In this study, we introduced the concept of FKD. With limited time available for teaching business knowledge and PM skills in residency, it has become imperative that training be efficient and effective. The FKD model can improve training efficiency by directing training to the topics that will produce the highest yield in preparing physicians for practice. As our results demonstrate, topics with the lowest levels of knowledge among surgeons often are not the same as the topics that are most needed to function effectively in practice (Table 3). The FKD model identifies deficiencies in practical, applicable knowledge rather than focusing on a general knowledge level. We suspect that focusing on topics with a high FKD would provide a higher yield in preparing physicians for practice. As such, our results suggest that training in business operations and coding/billing would likely provide the highest practical value, despite the fact that these were not the areas of least general knowledge.
Another finding of this study was the FKD difference based on type of practice. Compared with private practice physicians, hospital-employed or academic physicians had substantially lower overall FKDs and significantly lower FKDs in several specific topics. However, these FKD differences exist despite minimal differences in overall levels of knowledge. This would suggest that less business knowledge was needed by physicians to enter these types of practices compared with traditional private practice. We speculate that this may be one factor influencing the recent trend by graduating orthopedic residents to take hospital-employed positions, as these positions may appear less demanding in terms of learning the management aspects of the new practice.
Our results also showed slightly higher reported average business knowledge and lower FKD reported by those who had recently completed training (within 2-5 years) versus those in practice much longer. This is particularly interesting, as our institution has maintained the same lecture-based program for many years without significant changes. Although these differences may not be statistically significant, they may reflect an increased interest in and attention to learning PM skills while in training. However, we acknowledge this is only one of many possible explanations for these findings.
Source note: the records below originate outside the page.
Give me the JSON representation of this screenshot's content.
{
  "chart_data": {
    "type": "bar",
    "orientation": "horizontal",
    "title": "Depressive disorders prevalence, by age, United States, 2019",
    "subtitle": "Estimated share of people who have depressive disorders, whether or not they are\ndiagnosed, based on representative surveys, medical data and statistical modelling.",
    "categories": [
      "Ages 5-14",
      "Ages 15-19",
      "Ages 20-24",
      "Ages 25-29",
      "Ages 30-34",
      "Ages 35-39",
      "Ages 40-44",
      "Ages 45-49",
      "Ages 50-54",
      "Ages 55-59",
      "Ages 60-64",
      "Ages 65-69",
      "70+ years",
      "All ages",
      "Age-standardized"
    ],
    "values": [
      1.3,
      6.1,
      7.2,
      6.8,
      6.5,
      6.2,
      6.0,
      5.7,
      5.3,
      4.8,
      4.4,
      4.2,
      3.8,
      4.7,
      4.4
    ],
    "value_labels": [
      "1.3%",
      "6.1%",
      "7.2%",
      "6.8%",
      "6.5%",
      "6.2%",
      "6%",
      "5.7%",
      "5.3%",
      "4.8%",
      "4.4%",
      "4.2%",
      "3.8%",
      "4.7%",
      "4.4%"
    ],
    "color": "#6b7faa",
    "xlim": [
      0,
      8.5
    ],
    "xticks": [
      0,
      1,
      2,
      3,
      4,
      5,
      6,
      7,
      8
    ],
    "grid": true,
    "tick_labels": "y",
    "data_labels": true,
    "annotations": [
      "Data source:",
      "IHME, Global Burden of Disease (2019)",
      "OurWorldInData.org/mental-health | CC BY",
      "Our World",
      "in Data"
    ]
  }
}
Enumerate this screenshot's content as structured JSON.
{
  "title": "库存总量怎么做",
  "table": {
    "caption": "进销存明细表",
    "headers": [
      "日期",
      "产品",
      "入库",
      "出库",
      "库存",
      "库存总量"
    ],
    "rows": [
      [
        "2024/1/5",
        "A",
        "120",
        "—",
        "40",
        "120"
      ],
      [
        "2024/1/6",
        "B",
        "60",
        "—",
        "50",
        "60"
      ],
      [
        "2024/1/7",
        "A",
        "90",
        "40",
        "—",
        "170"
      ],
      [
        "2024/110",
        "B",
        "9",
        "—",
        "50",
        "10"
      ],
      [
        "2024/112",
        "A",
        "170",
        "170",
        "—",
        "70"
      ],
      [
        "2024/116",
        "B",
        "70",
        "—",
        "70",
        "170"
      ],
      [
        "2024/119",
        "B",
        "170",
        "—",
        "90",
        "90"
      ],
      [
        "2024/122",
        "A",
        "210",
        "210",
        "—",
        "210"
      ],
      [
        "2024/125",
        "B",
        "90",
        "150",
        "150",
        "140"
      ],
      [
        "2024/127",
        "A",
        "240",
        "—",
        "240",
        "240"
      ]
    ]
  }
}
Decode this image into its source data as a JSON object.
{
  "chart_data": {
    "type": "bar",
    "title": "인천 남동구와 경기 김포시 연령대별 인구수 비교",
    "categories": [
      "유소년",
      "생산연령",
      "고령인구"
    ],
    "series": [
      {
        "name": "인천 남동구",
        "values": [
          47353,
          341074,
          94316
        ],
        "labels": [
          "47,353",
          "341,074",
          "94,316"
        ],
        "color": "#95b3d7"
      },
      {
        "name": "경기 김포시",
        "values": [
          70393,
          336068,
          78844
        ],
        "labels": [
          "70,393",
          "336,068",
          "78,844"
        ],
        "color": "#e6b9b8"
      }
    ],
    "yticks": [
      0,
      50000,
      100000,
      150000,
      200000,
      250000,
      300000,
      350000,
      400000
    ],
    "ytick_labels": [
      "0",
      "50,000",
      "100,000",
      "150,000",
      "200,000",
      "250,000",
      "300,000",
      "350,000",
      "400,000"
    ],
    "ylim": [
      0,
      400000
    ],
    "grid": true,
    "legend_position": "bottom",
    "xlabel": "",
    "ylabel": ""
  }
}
This study had several limitations. First, all respondents were graduates of a single institution. We were trying to limit the variability in business training, but this also limits the scope of the results. Second, self-ratings on surveys provide subjective measures of business knowledge and functional knowledge. Scores may vary based on individuals’ understanding of given topics, or they may inaccurately represent their level of understanding. This is especially true of respondents who graduated from residency, for example, 20 years earlier—their survey responses may reflect erroneous recollection of business training at time of graduation compared with respondents who graduated more recently. Conversely, more recent graduates may not have a fully formed or accurate picture of how much business knowledge is required to function in practice. Nevertheless, we found no significant differences in measured parameters based on graduation date, so we chose not to exclude older respondents, which also may have weakened our data pool. Further, FKDs are relative values used to compare subjective deficiencies rather than absolute scores of specific general knowledge. As such, subjectivity, including recollection of business training, is inherent in the model used in this study.
Conclusion
Graduating orthopedic surgeons currently appear inadequately prepared to effectively manage business issues in their practices, as evidenced by their low overall knowledge levels and high FKDs. The novel FKD model described in this study helps define FKD levels and identify topics that may provide the highest yield in improving effectiveness in practice. Residency curricula focused on improving business and PM knowledge, particularly in the topics with the highest FKDs (eg, business operations, coding/billing), may improve training efficiency in these areas. Further studies with larger numbers of physicians across multiple institutions are needed to confirm these findings and to validate the FKD concept.